Brooklyn, New York - Peter Liang killed Akai Gurley. Liang was a police worker with the New York Police Department. He shot and killed Akai Gurley, a Black Caribbean man, in a stairwell, near the 8th floor. It was in The Pink Houses, a high-rise residence.
Gurley had visited his girlfriend in the building. He was there to have his hair braided, before Thanksgiving. Liang was in the building on patrol. As he saw Gurley, Liang pulled his weapon and fired a shot at him. Gurley died in the stairwell.
On February 11, 2016, Liang was convicted of manslaughter and official misconduct. He faced 15 years in prison.
Chinese rallied in New York City and across the United States to defend Liang. This included WeChat, Facebook, Twitter, and email.
On April 19, 2016, Justice Chun reduced the conviction to criminally negligent homicide. Liang was given five years probation and 800 hours of community service.
Cleveland, Ohio - Tamir Rice was killed by Timothy Loehmann (pictured left), a Cleveland police worker. Tamir Rice was a 12 year-old Black American boy. Loehmann was a 26 year-old, white male.

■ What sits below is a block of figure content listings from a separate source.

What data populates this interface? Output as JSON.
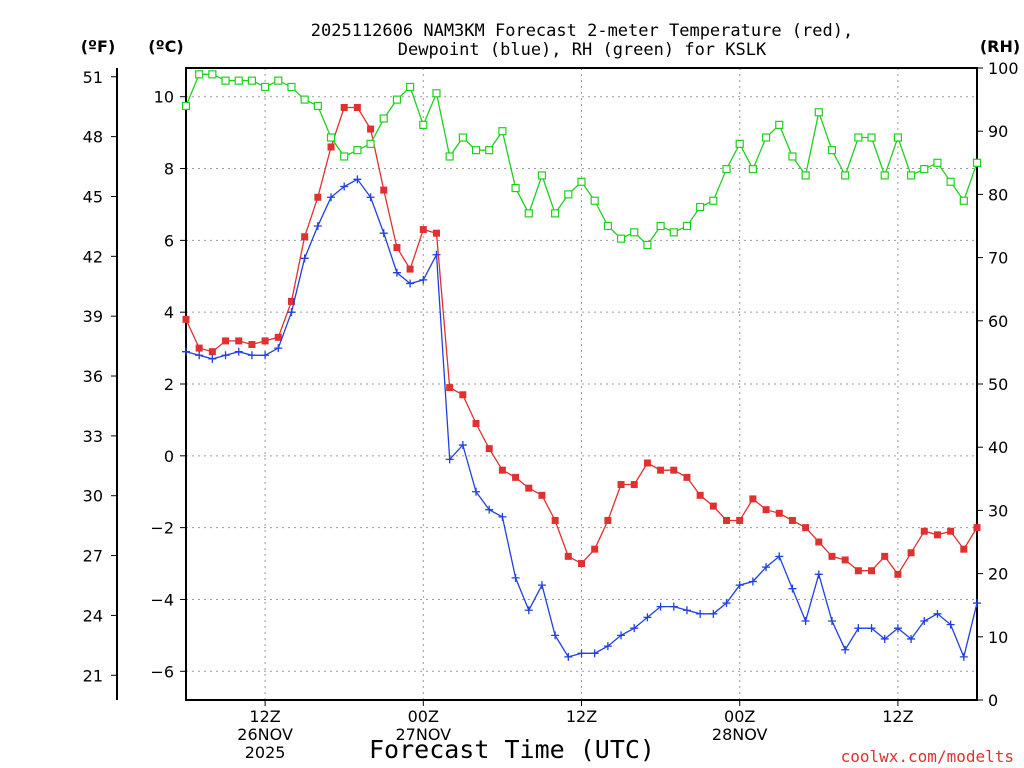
{
  "chart_data": {
    "type": "line",
    "title_line1": "2025112606 NAM3KM Forecast 2-meter Temperature (red),",
    "title_line2": "Dewpoint (blue), RH (green) for KSLK",
    "xlabel": "Forecast Time (UTC)",
    "credit": "coolwx.com/modelts",
    "units": {
      "f": "(ºF)",
      "c": "(ºC)",
      "rh": "(RH)"
    },
    "hour_range": [
      6,
      66
    ],
    "c_range": [
      -6.8,
      10.8
    ],
    "rh_range": [
      0,
      100
    ],
    "f_ticks": [
      "51",
      "48",
      "45",
      "42",
      "39",
      "36",
      "33",
      "30",
      "27",
      "24",
      "21"
    ],
    "c_ticks": [
      "10",
      "8",
      "6",
      "4",
      "2",
      "0",
      "−2",
      "−4",
      "−6"
    ],
    "rh_ticks": [
      "100",
      "90",
      "80",
      "70",
      "60",
      "50",
      "40",
      "30",
      "20",
      "10",
      "0"
    ],
    "x_ticks": [
      {
        "hour": 12,
        "lines": [
          "12Z",
          "26NOV",
          "2025"
        ]
      },
      {
        "hour": 24,
        "lines": [
          "00Z",
          "27NOV"
        ]
      },
      {
        "hour": 36,
        "lines": [
          "12Z"
        ]
      },
      {
        "hour": 48,
        "lines": [
          "00Z",
          "28NOV"
        ]
      },
      {
        "hour": 60,
        "lines": [
          "12Z"
        ]
      }
    ],
    "series": [
      {
        "name": "Temperature",
        "unit": "C",
        "color": "#e03030",
        "marker": "filled-square",
        "values": [
          3.8,
          3.0,
          2.9,
          3.2,
          3.2,
          3.1,
          3.2,
          3.3,
          4.3,
          6.1,
          7.2,
          8.6,
          9.7,
          9.7,
          9.1,
          7.4,
          5.8,
          5.2,
          6.3,
          6.2,
          1.9,
          1.7,
          0.9,
          0.2,
          -0.4,
          -0.6,
          -0.9,
          -1.1,
          -1.8,
          -2.8,
          -3.0,
          -2.6,
          -1.8,
          -0.8,
          -0.8,
          -0.2,
          -0.4,
          -0.4,
          -0.6,
          -1.1,
          -1.4,
          -1.8,
          -1.8,
          -1.2,
          -1.5,
          -1.6,
          -1.8,
          -2.0,
          -2.4,
          -2.8,
          -2.9,
          -3.2,
          -3.2,
          -2.8,
          -3.3,
          -2.7,
          -2.1,
          -2.2,
          -2.1,
          -2.6,
          -2.0
        ]
      },
      {
        "name": "Dewpoint",
        "unit": "C",
        "color": "#2040e0",
        "marker": "plus",
        "values": [
          2.9,
          2.8,
          2.7,
          2.8,
          2.9,
          2.8,
          2.8,
          3.0,
          4.0,
          5.5,
          6.4,
          7.2,
          7.5,
          7.7,
          7.2,
          6.2,
          5.1,
          4.8,
          4.9,
          5.6,
          -0.1,
          0.3,
          -1.0,
          -1.5,
          -1.7,
          -3.4,
          -4.3,
          -3.6,
          -5.0,
          -5.6,
          -5.5,
          -5.5,
          -5.3,
          -5.0,
          -4.8,
          -4.5,
          -4.2,
          -4.2,
          -4.3,
          -4.4,
          -4.4,
          -4.1,
          -3.6,
          -3.5,
          -3.1,
          -2.8,
          -3.7,
          -4.6,
          -3.3,
          -4.6,
          -5.4,
          -4.8,
          -4.8,
          -5.1,
          -4.8,
          -5.1,
          -4.6,
          -4.4,
          -4.7,
          -5.6,
          -4.1
        ]
      },
      {
        "name": "RH",
        "unit": "%",
        "color": "#20d020",
        "marker": "open-square",
        "values": [
          94,
          99,
          99,
          98,
          98,
          98,
          97,
          98,
          97,
          95,
          94,
          89,
          86,
          87,
          88,
          92,
          95,
          97,
          91,
          96,
          86,
          89,
          87,
          87,
          90,
          81,
          77,
          83,
          77,
          80,
          82,
          79,
          75,
          73,
          74,
          72,
          75,
          74,
          75,
          78,
          79,
          84,
          88,
          84,
          89,
          91,
          86,
          83,
          93,
          87,
          83,
          89,
          89,
          83,
          89,
          83,
          84,
          85,
          82,
          79,
          85
        ]
      }
    ]
  }
}
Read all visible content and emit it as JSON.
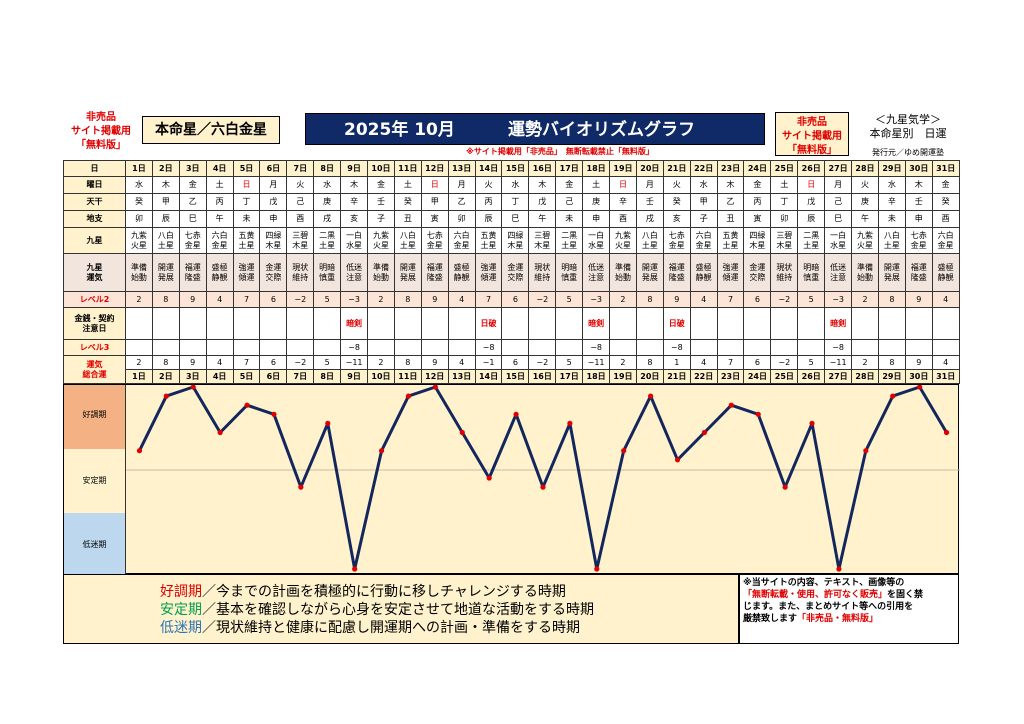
{
  "header": {
    "nb_left": [
      "非売品",
      "サイト掲載用",
      "「無料版」"
    ],
    "honmei": "本命星／六白金星",
    "title_main": "2025年 10月",
    "title_sub": "運勢バイオリズムグラフ",
    "nb_right": [
      "非売品",
      "サイト掲載用",
      "「無料版」"
    ],
    "kyusei_title": "＜九星気学＞",
    "kyusei_sub": "本命星別　日運",
    "publisher": "発行元／ゆめ開運塾",
    "notice": "※サイト掲載用「非売品」　無断転載禁止「無料版」"
  },
  "row_labels": {
    "day": "日",
    "weekday": "曜日",
    "tenkan": "天干",
    "chishi": "地支",
    "kyusei": "九星",
    "unki": [
      "九星",
      "運気"
    ],
    "level2": "レベル2",
    "kinsen": [
      "金銭・契約",
      "注意日"
    ],
    "level3": "レベル3",
    "total": [
      "運気",
      "総合運"
    ]
  },
  "days": [
    "1日",
    "2日",
    "3日",
    "4日",
    "5日",
    "6日",
    "7日",
    "8日",
    "9日",
    "10日",
    "11日",
    "12日",
    "13日",
    "14日",
    "15日",
    "16日",
    "17日",
    "18日",
    "19日",
    "20日",
    "21日",
    "22日",
    "23日",
    "24日",
    "25日",
    "26日",
    "27日",
    "28日",
    "29日",
    "30日",
    "31日"
  ],
  "weekdays": [
    "水",
    "木",
    "金",
    "土",
    "日",
    "月",
    "火",
    "水",
    "木",
    "金",
    "土",
    "日",
    "月",
    "火",
    "水",
    "木",
    "金",
    "土",
    "日",
    "月",
    "火",
    "水",
    "木",
    "金",
    "土",
    "日",
    "月",
    "火",
    "水",
    "木",
    "金"
  ],
  "weekday_colors": {
    "red": [
      "日"
    ]
  },
  "tenkan": [
    "癸",
    "甲",
    "乙",
    "丙",
    "丁",
    "戊",
    "己",
    "庚",
    "辛",
    "壬",
    "癸",
    "甲",
    "乙",
    "丙",
    "丁",
    "戊",
    "己",
    "庚",
    "辛",
    "壬",
    "癸",
    "甲",
    "乙",
    "丙",
    "丁",
    "戊",
    "己",
    "庚",
    "辛",
    "壬",
    "癸"
  ],
  "chishi": [
    "卯",
    "辰",
    "巳",
    "午",
    "未",
    "申",
    "酉",
    "戌",
    "亥",
    "子",
    "丑",
    "寅",
    "卯",
    "辰",
    "巳",
    "午",
    "未",
    "申",
    "酉",
    "戌",
    "亥",
    "子",
    "丑",
    "寅",
    "卯",
    "辰",
    "巳",
    "午",
    "未",
    "申",
    "酉"
  ],
  "kyusei": [
    [
      "九紫",
      "火星"
    ],
    [
      "八白",
      "土星"
    ],
    [
      "七赤",
      "金星"
    ],
    [
      "六白",
      "金星"
    ],
    [
      "五黄",
      "土星"
    ],
    [
      "四緑",
      "木星"
    ],
    [
      "三碧",
      "木星"
    ],
    [
      "二黒",
      "土星"
    ],
    [
      "一白",
      "水星"
    ],
    [
      "九紫",
      "火星"
    ],
    [
      "八白",
      "土星"
    ],
    [
      "七赤",
      "金星"
    ],
    [
      "六白",
      "金星"
    ],
    [
      "五黄",
      "土星"
    ],
    [
      "四緑",
      "木星"
    ],
    [
      "三碧",
      "木星"
    ],
    [
      "二黒",
      "土星"
    ],
    [
      "一白",
      "水星"
    ],
    [
      "九紫",
      "火星"
    ],
    [
      "八白",
      "土星"
    ],
    [
      "七赤",
      "金星"
    ],
    [
      "六白",
      "金星"
    ],
    [
      "五黄",
      "土星"
    ],
    [
      "四緑",
      "木星"
    ],
    [
      "三碧",
      "木星"
    ],
    [
      "二黒",
      "土星"
    ],
    [
      "一白",
      "水星"
    ],
    [
      "九紫",
      "火星"
    ],
    [
      "八白",
      "土星"
    ],
    [
      "七赤",
      "金星"
    ],
    [
      "六白",
      "金星"
    ]
  ],
  "unki": [
    [
      "準備",
      "始動"
    ],
    [
      "開運",
      "発展"
    ],
    [
      "福運",
      "隆盛"
    ],
    [
      "盛極",
      "静観"
    ],
    [
      "強運",
      "傾運"
    ],
    [
      "金運",
      "交際"
    ],
    [
      "現状",
      "維持"
    ],
    [
      "明暗",
      "慎重"
    ],
    [
      "低迷",
      "注意"
    ],
    [
      "準備",
      "始動"
    ],
    [
      "開運",
      "発展"
    ],
    [
      "福運",
      "隆盛"
    ],
    [
      "盛極",
      "静観"
    ],
    [
      "強運",
      "傾運"
    ],
    [
      "金運",
      "交際"
    ],
    [
      "現状",
      "維持"
    ],
    [
      "明暗",
      "慎重"
    ],
    [
      "低迷",
      "注意"
    ],
    [
      "準備",
      "始動"
    ],
    [
      "開運",
      "発展"
    ],
    [
      "福運",
      "隆盛"
    ],
    [
      "盛極",
      "静観"
    ],
    [
      "強運",
      "傾運"
    ],
    [
      "金運",
      "交際"
    ],
    [
      "現状",
      "維持"
    ],
    [
      "明暗",
      "慎重"
    ],
    [
      "低迷",
      "注意"
    ],
    [
      "準備",
      "始動"
    ],
    [
      "開運",
      "発展"
    ],
    [
      "福運",
      "隆盛"
    ],
    [
      "盛極",
      "静観"
    ]
  ],
  "level2": [
    "2",
    "8",
    "9",
    "4",
    "7",
    "6",
    "−2",
    "5",
    "−3",
    "2",
    "8",
    "9",
    "4",
    "7",
    "6",
    "−2",
    "5",
    "−3",
    "2",
    "8",
    "9",
    "4",
    "7",
    "6",
    "−2",
    "5",
    "−3",
    "2",
    "8",
    "9",
    "4"
  ],
  "kinsen": [
    "",
    "",
    "",
    "",
    "",
    "",
    "",
    "",
    "暗剣",
    "",
    "",
    "",
    "",
    "日破",
    "",
    "",
    "",
    "暗剣",
    "",
    "",
    "日破",
    "",
    "",
    "",
    "",
    "",
    "暗剣",
    "",
    "",
    "",
    ""
  ],
  "level3": [
    "",
    "",
    "",
    "",
    "",
    "",
    "",
    "",
    "−8",
    "",
    "",
    "",
    "",
    "−8",
    "",
    "",
    "",
    "−8",
    "",
    "",
    "−8",
    "",
    "",
    "",
    "",
    "",
    "−8",
    "",
    "",
    "",
    ""
  ],
  "total": [
    "2",
    "8",
    "9",
    "4",
    "7",
    "6",
    "−2",
    "5",
    "−11",
    "2",
    "8",
    "9",
    "4",
    "−1",
    "6",
    "−2",
    "5",
    "−11",
    "2",
    "8",
    "1",
    "4",
    "7",
    "6",
    "−2",
    "5",
    "−11",
    "2",
    "8",
    "9",
    "4"
  ],
  "chart_data": {
    "type": "line",
    "x": [
      "1日",
      "2日",
      "3日",
      "4日",
      "5日",
      "6日",
      "7日",
      "8日",
      "9日",
      "10日",
      "11日",
      "12日",
      "13日",
      "14日",
      "15日",
      "16日",
      "17日",
      "18日",
      "19日",
      "20日",
      "21日",
      "22日",
      "23日",
      "24日",
      "25日",
      "26日",
      "27日",
      "28日",
      "29日",
      "30日",
      "31日"
    ],
    "values": [
      2,
      8,
      9,
      4,
      7,
      6,
      -2,
      5,
      -11,
      2,
      8,
      9,
      4,
      -1,
      6,
      -2,
      5,
      -11,
      2,
      8,
      1,
      4,
      7,
      6,
      -2,
      5,
      -11,
      2,
      8,
      9,
      4
    ],
    "ylim": [
      -11,
      9
    ],
    "zones": [
      "好調期",
      "安定期",
      "低迷期"
    ],
    "line_color": "#13275e",
    "marker_color": "#e00000"
  },
  "legend": [
    {
      "term": "好調期",
      "text": "／今までの計画を積極的に行動に移しチャレンジする時期"
    },
    {
      "term": "安定期",
      "text": "／基本を確認しながら心身を安定させて地道な活動をする時期"
    },
    {
      "term": "低迷期",
      "text": "／現状維持と健康に配慮し開運期への計画・準備をする時期"
    }
  ],
  "copyright": {
    "line1": "※当サイトの内容、テキスト、画像等の",
    "line2_red": "「無断転載・使用、許可なく販売」",
    "line2_tail": "を固く禁",
    "line3": "じます。また、まとめサイト等への引用を",
    "line4_head": "厳禁致します",
    "line4_red": "「非売品・無料版」"
  }
}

Saturday, November 22nd, 2014, a 911 call was made about a boy that pointed a pistol at random people. The caller was at a city park at a nearby gazebo. The caller said the gun was probably fake.
The 911 dispatcher asked the caller three times, if Rice was Black American or white. The caller described what Rice wore. The dispatcher refused to send police until the caller gave Tamir's race.
The caller left the gazebo. Later, Rice sat on a bench, under the gazebo, alone.
Around 3:30 p.m., Rice left the bench and began to leave the gazebo. The Cleveland police, Loehmann and Frank Garmback drove on the grass at Rice.
As the police car stopped, Loehmann got out of the car and shot Rice twice. The entire encounter took less than two (2) seconds. Rice collapsed to the ground immediately.
Two minutes later, the police arrested Rice's 14 year-od sister as she ran toward her fallen brother. As Rice laid on the ground, and suffered from the gunshot wounds, the Cleveland police gave no aid.
Later that day, Cleveland Deputy Chief Tomba said 'the child did not threaten the officer verbally or physically.'
On November 26th, Rice died at MetroHealth Medical Center. The cause of death was a gunshot wound to the chest, with major internal damage.
Loehmann was not charged with the murder of Rice. In 2017, Loehmann was fired from the Cleveland Police Department.